Mahisa Agni menarik nafas dalam-dalam. Katanya, "Tuan Puteri. Hamba rasa seandainya tuan Puteri berkata demikian, Sri Rajasa tidak akan dapat memaksa. Selama hamba berada di Singasari, sudah tentu hamba akan ikut bertanggung jawab. Jika pada suatu saat Sri Rajasa mengambil sikap yang keras, maka apaboleh buat. Tentu hamba tidak akan membiarkan tuan Puteri mengalami sesuatu akibat keris itu."
Tiba-tiba saja Ken Dedes bangkit duduk dibibir pembaringan. "Apa yang akan kau lakukan kakang?"
Mahisa Agni menarik nafas dalam-dalam. Katanya, "Hamba tidak ingin berbuat apa-apa tuan Puteri. Tetapi adalah kuwajiban hamba melindungi tuan Puteri, karena hamba adalah saudara tua tuan Puteri.
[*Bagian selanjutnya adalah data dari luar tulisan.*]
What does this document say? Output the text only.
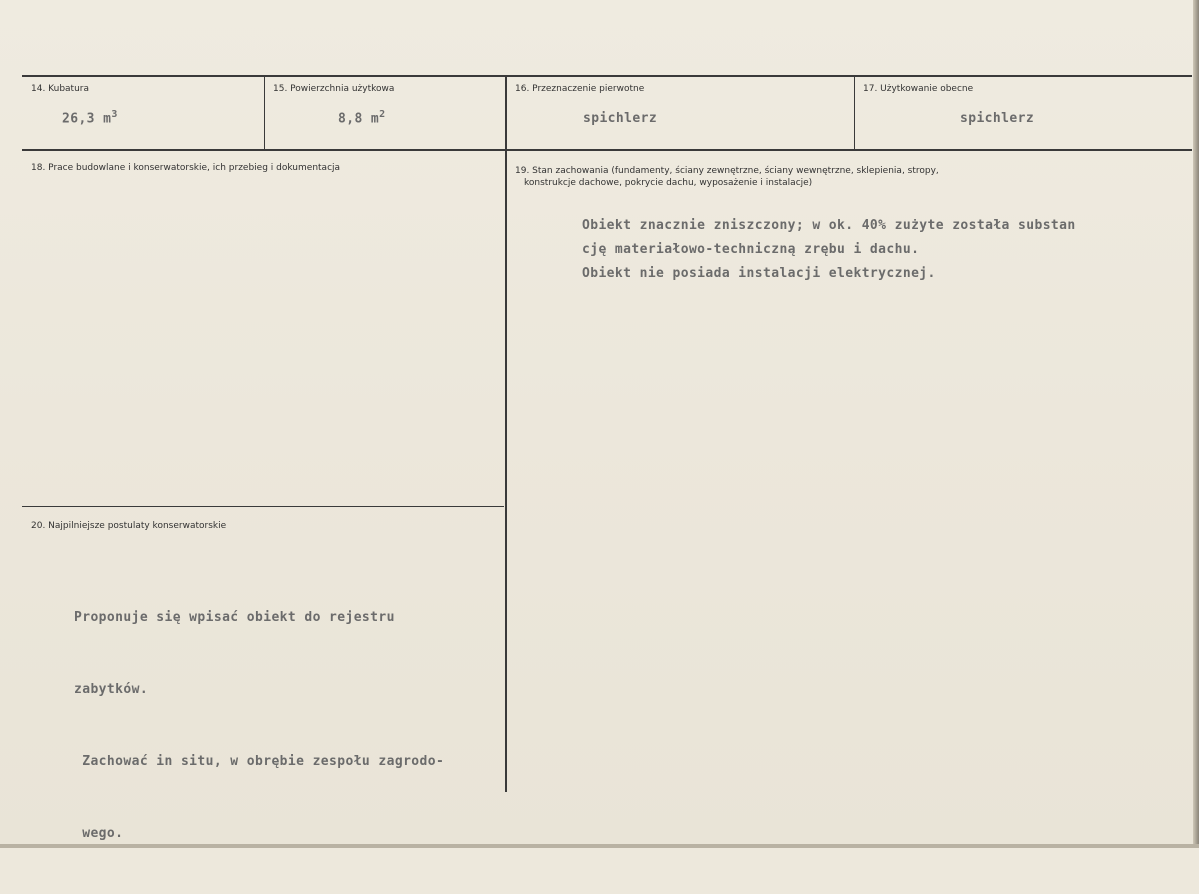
14. Kubatura
26,3 $m^3$
15. Powierzchnia użytkowa
8,8 $m^2$
16. Przeznaczenie pierwotne
spichlerz
17. Użytkowanie obecne
spichlerz
18. Prace budowlane i konserwatorskie, ich przebieg i dokumentacja	19. Stan zachowania (fundamenty, ściany zewnętrzne, ściany wewnętrzne, sklepienia, stropy,
konstrukcje dachowe, pokrycie dachu, wyposażenie i instalacje)
Obiekt znacznie zniszczony; w ok. 40% zużyte została substan
cję materiałowo-techniczną zrębu i dachu.
Obiekt nie posiada instalacji elektrycznej.
20. Najpilniejsze postulaty konserwatorskie

Proponuje się wpisać obiekt do rejestru

zabytków.

Zachować in situ, w obrębie zespołu zagrodo-

wego.
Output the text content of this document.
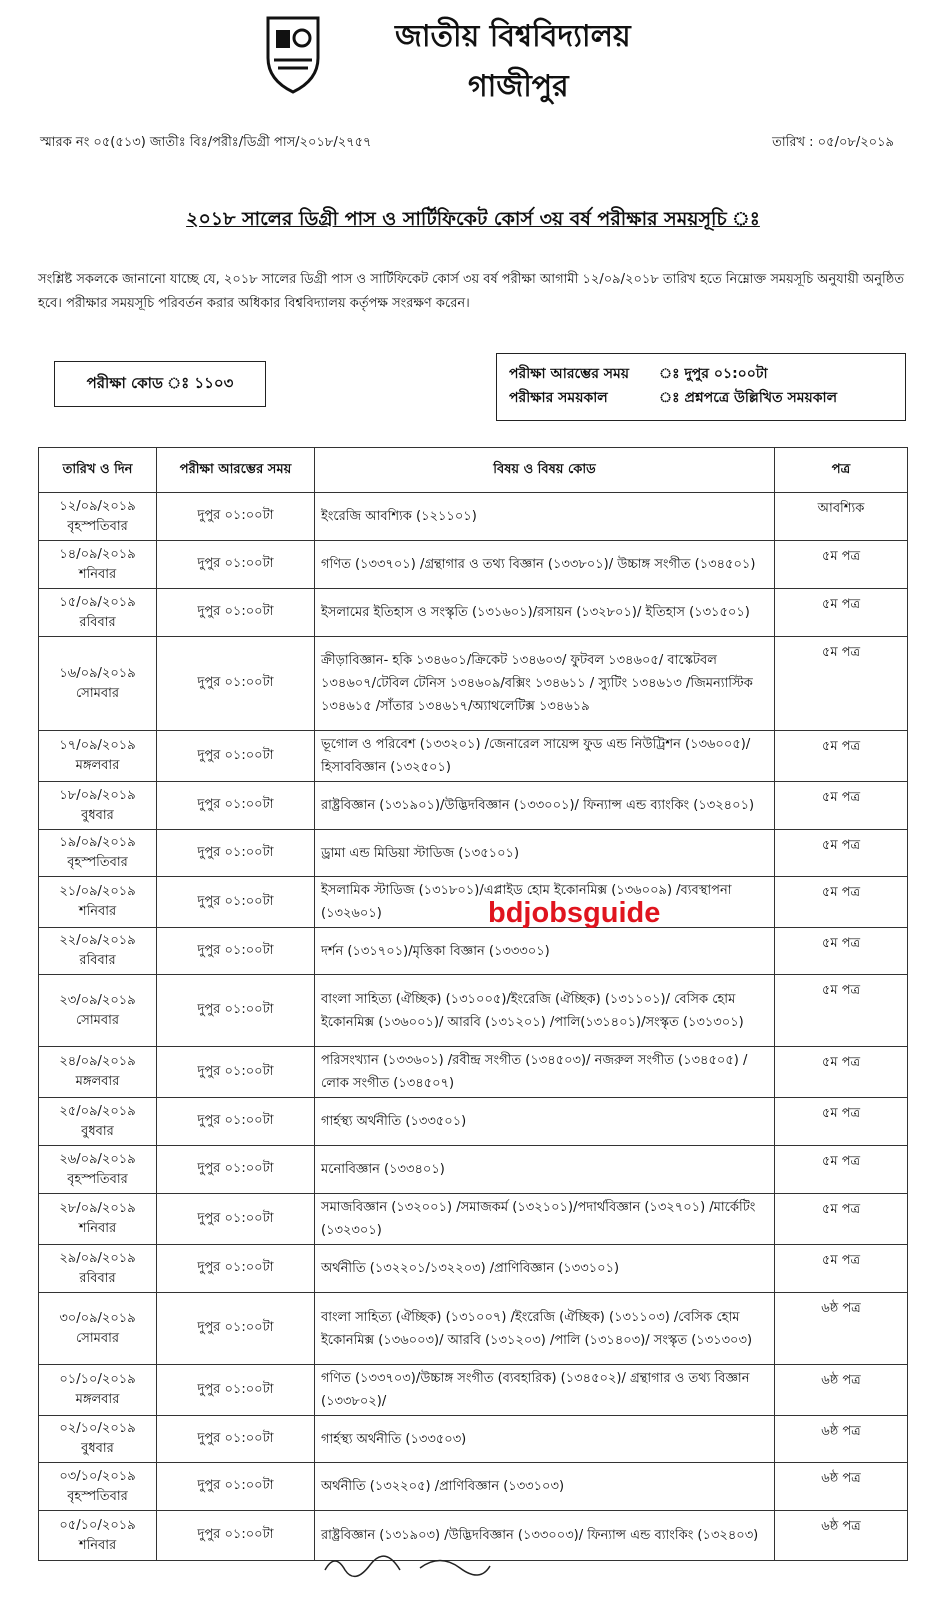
জাতীয় বিশ্ববিদ্যালয়
গাজীপুর
স্মারক নং ০৫(৫১৩) জাতীঃ বিঃ/পরীঃ/ডিগ্রী পাস/২০১৮/২৭৫৭	তারিখ : ০৫/০৮/২০১৯
২০১৮ সালের ডিগ্রী পাস ও সার্টিফিকেট কোর্স ৩য় বর্ষ পরীক্ষার সময়সূচি ঃ
সংশ্লিষ্ট সকলকে জানানো যাচ্ছে যে, ২০১৮ সালের ডিগ্রী পাস ও সার্টিফিকেট কোর্স ৩য় বর্ষ পরীক্ষা আগামী ১২/০৯/২০১৮ তারিখ হতে নিম্নোক্ত সময়সূচি অনুযায়ী অনুষ্ঠিত হবে। পরীক্ষার সময়সূচি পরিবর্তন করার অধিকার বিশ্ববিদ্যালয় কর্তৃপক্ষ সংরক্ষণ করেন।
পরীক্ষা কোড ঃ ১১০৩	পরীক্ষা আরম্ভের সময় ঃ দুপুর ০১:০০টা
পরীক্ষার সময়কাল	ঃ প্রশ্নপত্রে উল্লিখিত সময়কাল
তারিখ ও দিন	পরীক্ষা আরম্ভের সময়	বিষয় ও বিষয় কোড	পত্র

১২/০৯/২০১৯
বৃহস্পতিবার	দুপুর ০১:০০টা	ইংরেজি আবশ্যিক (১২১১০১)	আবশ্যিক

১৪/০৯/২০১৯
শনিবার	দুপুর ০১:০০টা	গণিত (১৩৩৭০১) /গ্রন্থাগার ও তথ্য বিজ্ঞান (১৩৩৮০১)/ উচ্চাঙ্গ সংগীত (১৩৪৫০১)	৫ম পত্র

১৫/০৯/২০১৯
রবিবার	দুপুর ০১:০০টা	ইসলামের ইতিহাস ও সংস্কৃতি (১৩১৬০১)/রসায়ন (১৩২৮০১)/ ইতিহাস (১৩১৫০১)	৫ম পত্র

১৬/০৯/২০১৯
সোমবার	দুপুর ০১:০০টা	ক্রীড়াবিজ্ঞান- হকি ১৩৪৬০১/ক্রিকেট ১৩৪৬০৩/ ফুটবল ১৩৪৬০৫/ বাস্কেটবল ১৩৪৬০৭/টেবিল টেনিস ১৩৪৬০৯/বক্সিং ১৩৪৬১১ / স্যুটিং ১৩৪৬১৩ /জিমন্যাস্টিক ১৩৪৬১৫ /সাঁতার ১৩৪৬১৭/অ্যাথলেটিক্স ১৩৪৬১৯	৫ম পত্র

১৭/০৯/২০১৯
মঙ্গলবার	দুপুর ০১:০০টা	ভূগোল ও পরিবেশ (১৩৩২০১) /জেনারেল সায়েন্স ফুড এন্ড নিউট্রিশন (১৩৬০০৫)/ হিসাববিজ্ঞান (১৩২৫০১)	৫ম পত্র

১৮/০৯/২০১৯
বুধবার	দুপুর ০১:০০টা	রাষ্ট্রবিজ্ঞান (১৩১৯০১)/উদ্ভিদবিজ্ঞান (১৩৩০০১)/ ফিন্যান্স এন্ড ব্যাংকিং (১৩২৪০১)	৫ম পত্র

১৯/০৯/২০১৯
বৃহস্পতিবার	দুপুর ০১:০০টা	ড্রামা এন্ড মিডিয়া স্টাডিজ (১৩৫১০১)	৫ম পত্র

২১/০৯/২০১৯
শনিবার	দুপুর ০১:০০টা	ইসলামিক স্টাডিজ (১৩১৮০১)/এপ্লাইড হোম ইকোনমিক্স (১৩৬০০৯) /ব্যবস্থাপনা (১৩২৬০১)	৫ম পত্র

২২/০৯/২০১৯
রবিবার	দুপুর ০১:০০টা	দর্শন (১৩১৭০১)/মৃত্তিকা বিজ্ঞান (১৩৩৩০১)	৫ম পত্র

২৩/০৯/২০১৯
সোমবার	দুপুর ০১:০০টা	বাংলা সাহিত্য (ঐচ্ছিক) (১৩১০০৫)/ইংরেজি (ঐচ্ছিক) (১৩১১০১)/ বেসিক হোম ইকোনমিক্স (১৩৬০০১)/ আরবি (১৩১২০১) /পালি(১৩১৪০১)/সংস্কৃত (১৩১৩০১)	৫ম পত্র

২৪/০৯/২০১৯
মঙ্গলবার	দুপুর ০১:০০টা	পরিসংখ্যান (১৩৩৬০১) /রবীন্দ্র সংগীত (১৩৪৫০৩)/ নজরুল সংগীত (১৩৪৫০৫) /লোক সংগীত (১৩৪৫০৭)	৫ম পত্র

২৫/০৯/২০১৯
বুধবার	দুপুর ০১:০০টা	গার্হস্থ্য অর্থনীতি (১৩৩৫০১)	৫ম পত্র

২৬/০৯/২০১৯
বৃহস্পতিবার	দুপুর ০১:০০টা	মনোবিজ্ঞান (১৩৩৪০১)	৫ম পত্র

২৮/০৯/২০১৯
শনিবার	দুপুর ০১:০০টা	সমাজবিজ্ঞান (১৩২০০১) /সমাজকর্ম (১৩২১০১)/পদার্থবিজ্ঞান (১৩২৭০১) /মার্কেটিং (১৩২৩০১)	৫ম পত্র

২৯/০৯/২০১৯
রবিবার	দুপুর ০১:০০টা	অর্থনীতি (১৩২২০১/১৩২২০৩) /প্রাণিবিজ্ঞান (১৩৩১০১)	৫ম পত্র

৩০/০৯/২০১৯
সোমবার	দুপুর ০১:০০টা	বাংলা সাহিত্য (ঐচ্ছিক) (১৩১০০৭) /ইংরেজি (ঐচ্ছিক) (১৩১১০৩) /বেসিক হোম ইকোনমিক্স (১৩৬০০৩)/ আরবি (১৩১২০৩) /পালি (১৩১৪০৩)/ সংস্কৃত (১৩১৩০৩)	৬ষ্ঠ পত্র

০১/১০/২০১৯
মঙ্গলবার	দুপুর ০১:০০টা	গণিত (১৩৩৭০৩)/উচ্চাঙ্গ সংগীত (ব্যবহারিক) (১৩৪৫০২)/ গ্রন্থাগার ও তথ্য বিজ্ঞান (১৩৩৮০২)/	৬ষ্ঠ পত্র

০২/১০/২০১৯
বুধবার	দুপুর ০১:০০টা	গার্হস্থ্য অর্থনীতি (১৩৩৫০৩)	৬ষ্ঠ পত্র

০৩/১০/২০১৯
বৃহস্পতিবার	দুপুর ০১:০০টা	অর্থনীতি (১৩২২০৫) /প্রাণিবিজ্ঞান (১৩৩১০৩)	৬ষ্ঠ পত্র

০৫/১০/২০১৯
শনিবার	দুপুর ০১:০০টা	রাষ্ট্রবিজ্ঞান (১৩১৯০৩) /উদ্ভিদবিজ্ঞান (১৩৩০০৩)/ ফিন্যান্স এন্ড ব্যাংকিং (১৩২৪০৩)	৬ষ্ঠ পত্র
bdjobsguide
Memang yang paling berhak melindungi tuan Puteri adalah suami tuan Puteri, didalam hal ini adalah tuanku Sri Rajasa. Tetapi jika bahaya itu datang justru dari Sri Rajasa, maka aku masih berhak untuk berbuat sesuatu jika tuan Puteri menghendakinya."
Ken Dedes memandang Mahisa Agni sejenak. Namun kemudian wajahnya segera tertunduk. Terbayang didalam rongga matanya Mahisa Agni itu dimasa mudanya. Ketika ia hampir saja menjadi korban nafsu Kuda Sempana yang ingin melarikannya dari Panawijen dan mengambilnya langsung dari bendungan ketika ia sedang mencuci. Mahisa Agni yang tiba-tiba muncul dari balik tanggul telah menyelamatkannya, setelah Wiraprana tidak berdaya berbuat sesuatu atas Kuda Sempana, yang saat itu menjadi prajurit Tumapel.
Kemudian dengan penuh tanggung jawab, Mahisa Agni selalu melindunginya. Bahkan kemudian ia mendengar pula, bahwa Mahisa Agni pernah berperang tanding melawan Mahendra dengan menyebut dirinya sebagai Wiraprana, sehingga ia berhasil mengalahkannya. Dan pada saat ia diambil dengan kekerasan dari Panawijen, Mahisa Agni hampir saja terbunuh oleh sebuah keris justru ia berusaha mempertahankannya.
Dan kini, ketika umurnya telah bertambah dengan puluhan tahun, Mahisa Agni masih tetap melindunginya sebagai seorang kakak yang bertanggung jawab, meski-pun sebenarnya ia hanyalah seorang saudara angkat.
Namun Ken Dedes tidak dapat melihat tembus kepusat jantung Mahisa Agni. Betapa hati anak muda yang bernama Mahisa Agni itu terguncang ketika ia mendengar dengan telinganya sendiri, bahwa Ken Dedes, gadis padepokan Panawijen itu mencintai seorang anak muda bernama Wiraprana. Pada saat itu Mahisa Agni hampir menjadi gila karenanya, dan bahkan ia serdirilah yang hampir saja membinasakan Wiraprana karena hatinya yang gelap.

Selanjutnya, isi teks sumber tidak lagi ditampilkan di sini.